Tokend are now disabled by default in macOS Catalina. See the Apple page "Prepare for smart card changes in macOS Catalina":
macOS includes a modern architecture that supports smart cards. This architecture is based on the CryptoTokenKit framework, which supports authentication, encryption, and signing functions, plus MDM controls for managing smart cards within Enterprise environments. Starting with macOS Catalina, legacy smart card support that uses TokenD will be disabled by default.

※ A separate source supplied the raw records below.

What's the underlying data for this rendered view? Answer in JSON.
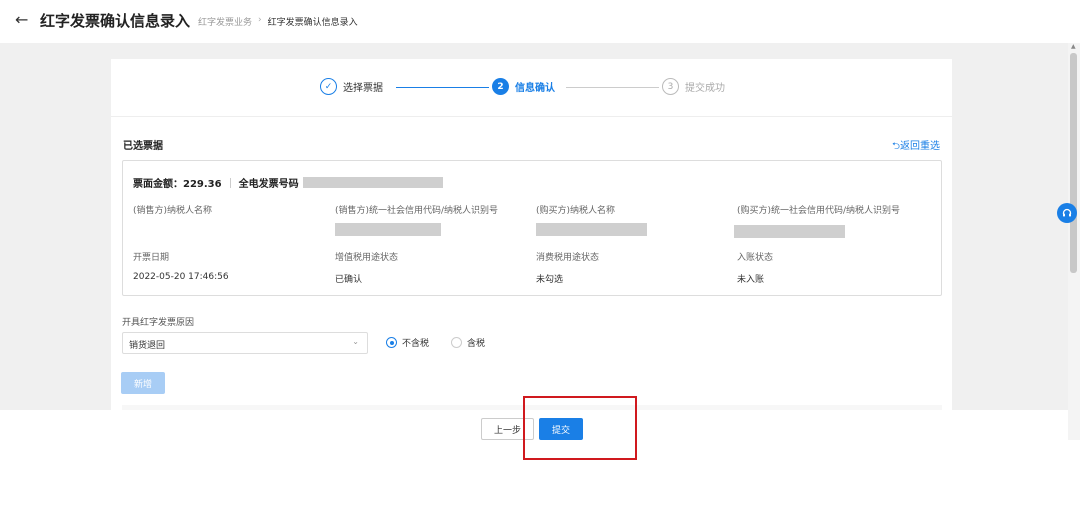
{
  "header": {
    "title": "红字发票确认信息录入",
    "breadcrumb": [
      "红字发票业务",
      "红字发票确认信息录入"
    ],
    "breadcrumb_sep": "›"
  },
  "steps": [
    {
      "index": "✓",
      "label": "选择票据",
      "state": "done"
    },
    {
      "index": "2",
      "label": "信息确认",
      "state": "active"
    },
    {
      "index": "3",
      "label": "提交成功",
      "state": "pending"
    }
  ],
  "section": {
    "title": "已选票据",
    "reselect_label": "返回重选"
  },
  "invoice": {
    "amount_label": "票面金额：229.36",
    "number_label": "全电发票号码",
    "fields": [
      {
        "label": "(销售方)纳税人名称",
        "value": ""
      },
      {
        "label": "(销售方)统一社会信用代码/纳税人识别号",
        "value": ""
      },
      {
        "label": "(购买方)纳税人名称",
        "value": ""
      },
      {
        "label": "(购买方)统一社会信用代码/纳税人识别号",
        "value": ""
      },
      {
        "label": "开票日期",
        "value": "2022-05-20 17:46:56"
      },
      {
        "label": "增值税用途状态",
        "value": "已确认"
      },
      {
        "label": "消费税用途状态",
        "value": "未勾选"
      },
      {
        "label": "入账状态",
        "value": "未入账"
      }
    ]
  },
  "reason": {
    "label": "开具红字发票原因",
    "selected": "销货退回",
    "options": [
      "不含税",
      "含税"
    ],
    "checked_index": 0
  },
  "add_label": "新增",
  "footer": {
    "prev_label": "上一步",
    "submit_label": "提交"
  },
  "colors": {
    "accent": "#1a7fe6",
    "highlight": "#d0191e"
  }
}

It is still possible to enable support of tokend. See SmartCardServices-legacy(7) manpage:

sudo defaults write /Library/Preferences/com.apple.security.smartcard Legacy -bool true

My guess is that tokend support will be completely removed in the next major macOS version (10.16 released in 2020).
It is really time to move away from tokend and migrate to CryptoTokenKit.

PC/SC

Since Yosemite (macOS 10.10 in 2014) the PC/SC layer is no more a fork of pcsc-lite. So comparing versions with pcsc-lite is useless.

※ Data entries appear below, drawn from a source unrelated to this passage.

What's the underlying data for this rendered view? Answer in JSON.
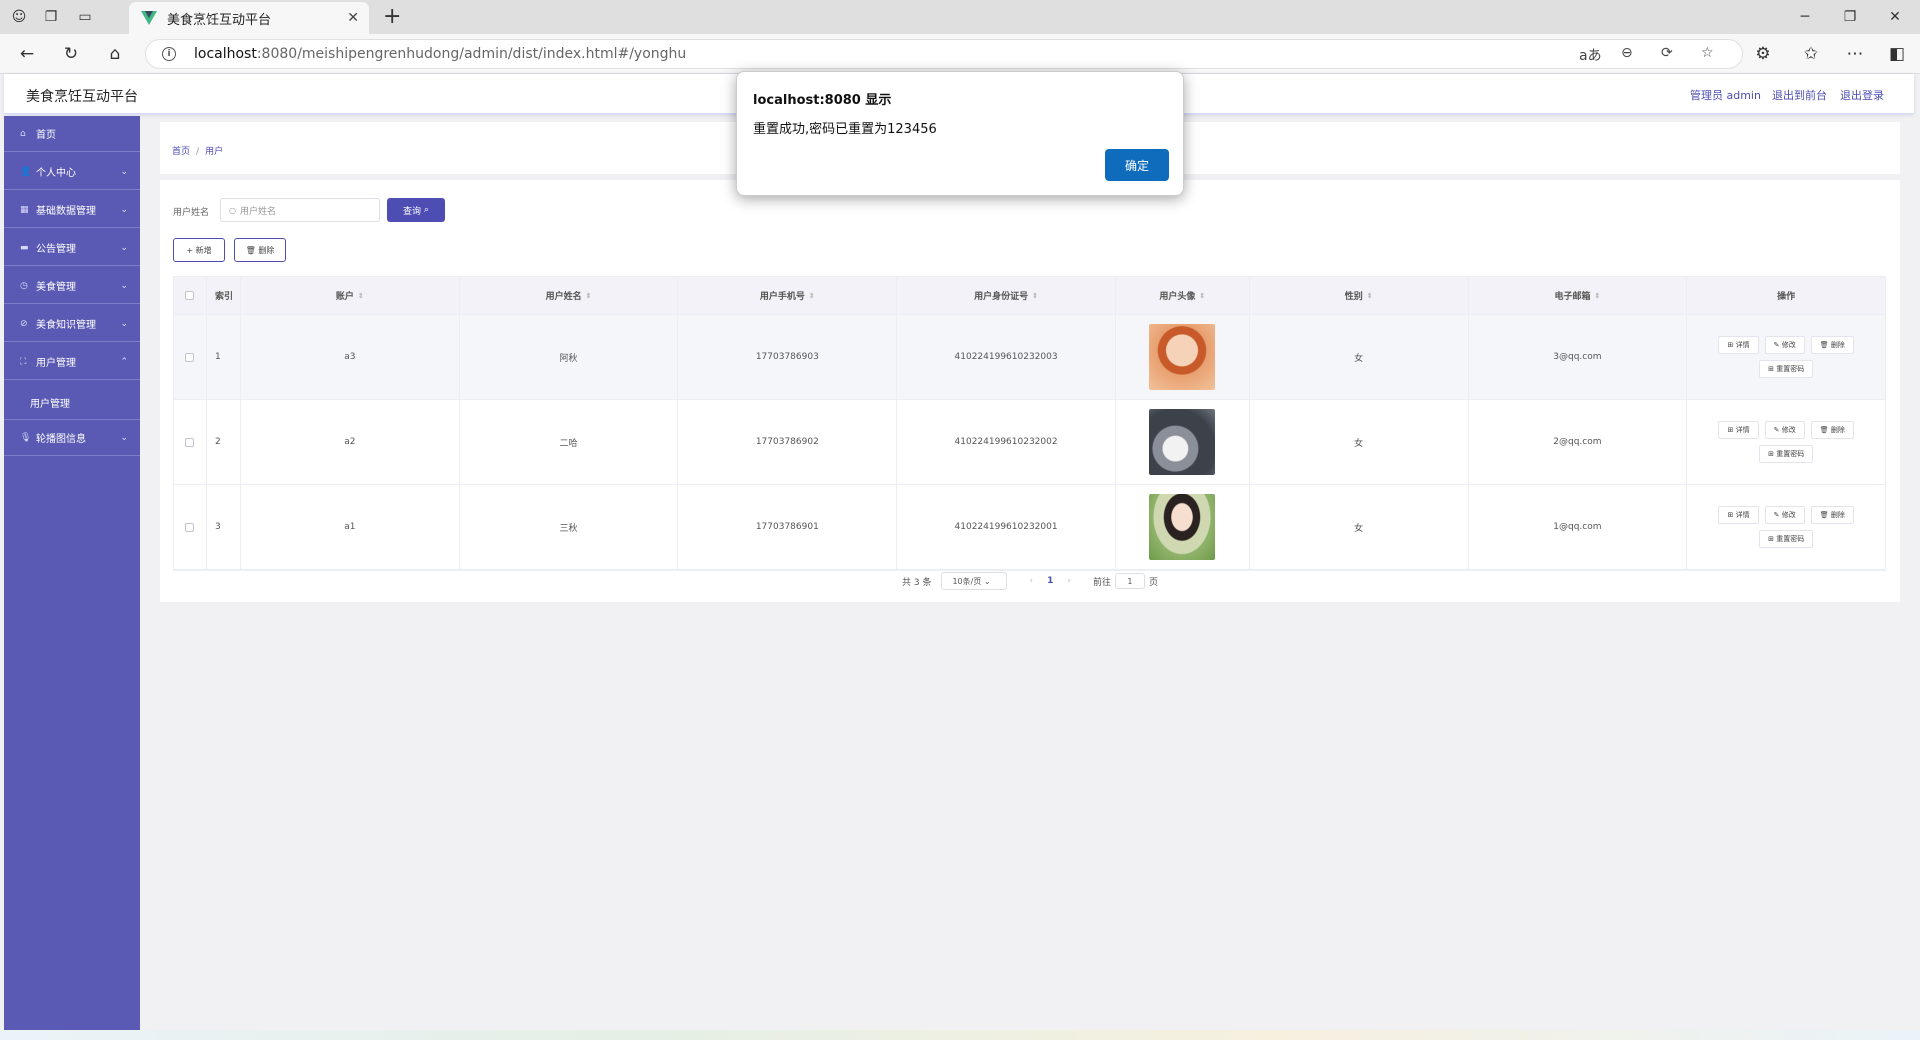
{
  "browser": {
    "tab_title": "美食烹饪互动平台",
    "url_host": "localhost",
    "url_rest": ":8080/meishipengrenhudong/admin/dist/index.html#/yonghu"
  },
  "app": {
    "title": "美食烹饪互动平台",
    "header_links": [
      "管理员 admin",
      "退出到前台",
      "退出登录"
    ]
  },
  "sidebar": {
    "items": [
      {
        "label": "首页",
        "icon": "home-icon"
      },
      {
        "label": "个人中心",
        "icon": "user-icon"
      },
      {
        "label": "基础数据管理",
        "icon": "grid-icon"
      },
      {
        "label": "公告管理",
        "icon": "notice-icon"
      },
      {
        "label": "美食管理",
        "icon": "food-icon"
      },
      {
        "label": "美食知识管理",
        "icon": "knowledge-icon"
      },
      {
        "label": "用户管理",
        "icon": "fullscreen-icon"
      },
      {
        "label": "轮播图信息",
        "icon": "microphone-icon"
      }
    ],
    "submenu": "用户管理"
  },
  "breadcrumb": [
    "首页",
    "用户"
  ],
  "search": {
    "label": "用户姓名",
    "placeholder": "用户姓名",
    "button": "查询"
  },
  "actions": {
    "add": "新增",
    "delete": "删除"
  },
  "table": {
    "headers": [
      "索引",
      "账户",
      "用户姓名",
      "用户手机号",
      "用户身份证号",
      "用户头像",
      "性别",
      "电子邮箱",
      "操作"
    ],
    "rows": [
      {
        "index": "1",
        "account": "a3",
        "name": "阿秋",
        "phone": "17703786903",
        "idcard": "410224199610232003",
        "sex": "女",
        "email": "3@qq.com"
      },
      {
        "index": "2",
        "account": "a2",
        "name": "二哈",
        "phone": "17703786902",
        "idcard": "410224199610232002",
        "sex": "女",
        "email": "2@qq.com"
      },
      {
        "index": "3",
        "account": "a1",
        "name": "三秋",
        "phone": "17703786901",
        "idcard": "410224199610232001",
        "sex": "女",
        "email": "1@qq.com"
      }
    ],
    "op_labels": {
      "detail": "详情",
      "edit": "修改",
      "delete": "删除",
      "reset": "重置密码"
    }
  },
  "pagination": {
    "total": "共 3 条",
    "page_size": "10条/页",
    "current": "1",
    "goto_label": "前往",
    "goto_value": "1",
    "page_unit": "页"
  },
  "dialog": {
    "title": "localhost:8080 显示",
    "message": "重置成功,密码已重置为123456",
    "ok": "确定"
  },
  "colors": {
    "accent": "#5a5ab5",
    "button": "#4d4db3",
    "dialog_ok": "#0f6cbd"
  }
}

% cat /System/Library/Frameworks/PCSC.framework/Versions/A/Resources/version.plist
<?xml version="1.0" encoding="UTF-8"?>
<!DOCTYPE plist PUBLIC "-//Apple//DTD PLIST 1.0//EN" "http://www.apple.com/DTDs/PropertyList-1.0.dtd">
<plist version="1.0">
<dict>
 <key>BuildAliasOf</key>
 <string>CryptoTokenKit</string>
 <key>BuildVersion</key>
 <string>2</string>
 <key>CFBundleShortVersionString</key>
 <string>8.0</string>
 <key>CFBundleVersion</key>
 <string>1</string>
 <key>ProjectName</key>
 <string>SmartCardServices</string>
 <key>SourceVersion</key>
 <string>408011002000000</string>
</dict>
</plist>

The CFBundleShortVersionString is still 8.0 as for Mojave.
The SourceVersion changed from 281200021000000 to 408011002000000. But I have no idea what that means :-).

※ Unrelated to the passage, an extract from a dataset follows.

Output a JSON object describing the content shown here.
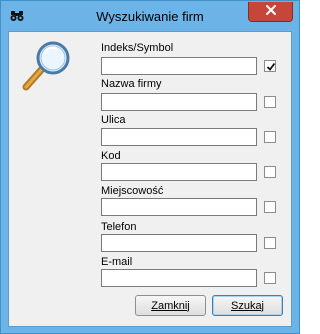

I know Apple made changes in the PC/SC layer in Catalina because I identified and reported a bug in PC/SC during the beta. The bug has been fixed.

Crypto Token Kit

CryptoTokenKit is the native smart card API since the complete rewrite in macOS Yosemite 10.10 (OS X Yosemite BETA and smart cards status).

% strings /System/Library/Frameworks/CryptoTokenKit.framework/CryptoTokenKit | grep BuildRoot
/BuildRoot/Library/Caches/com.apple.xbs/Sources/CryptoTokenKit/CryptoTokenKit-408.11.2/CryptoTokenKit/TKToken.m
/BuildRoot/Library/Caches/com.apple.xbs/Sources/CryptoTokenKit/CryptoTokenKit-408.11.2/CryptoTokenKit/TKSmartCard.m
/BuildRoot/Library/Caches/com.apple.xbs/Sources/CryptoTokenKit/CryptoTokenKit-408.11.2/CryptoTokenKit/TKTokenConfiguration.m
/BuildRoot/Library/Caches/com.apple.xbs/Sources/CryptoTokenKit/CryptoTokenKit-408.11.2/CryptoTokenKit/TKClientToken.m
/BuildRoot/Library/Caches/com.apple.xbs/Sources/CryptoTokenKit/CryptoTokenKit-408.11.2/CryptoTokenKit/TKTokenKeychainItem.m
/BuildRoot/Library/Caches/com.apple.xbs/Sources/CryptoTokenKit/CryptoTokenKit-408.11.2/CryptoTokenKit/TKTokenConnection.m
/BuildRoot/Library/Caches/com.apple.xbs/Sources/CryptoTokenKit/CryptoTokenKit-408.11.2/CryptoTokenKit/TKTokenSession.m
/BuildRoot/Library/Caches/com.apple.xbs/Sources/CryptoTokenKit_Client/CryptoTokenKit-408.11.2/ctkclient/ctkclient.m

In Catalina CryptoTokenKit source code is at version 408.11.2.
It was at version 281.200.21 in Mojave 10.14.0, 281.1.1 in High Sierra 10.13.0 and 281.50.22 in High Sierra 10.13.6.

Since the source code is not available I can't write much more than that.

CCID


% grep -A 1 CFBundleShortVersionString /usr/libexec/SmartCardServices/drivers/ifd-ccid.bundle/Contents/Info.plist
 <key>CFBundleShortVersionString</key>
 <string>1.4.31</string>

Apple updated the CCID driver from version 1.4.27 in Mojave to 1.4.31 in Catalina.

Version 1.4.31 is the latest version available. I released this version on August 10th 2019.

Conclusion

The smart card integration changed in macOS Catalina.

I may write about more specific details in other articles.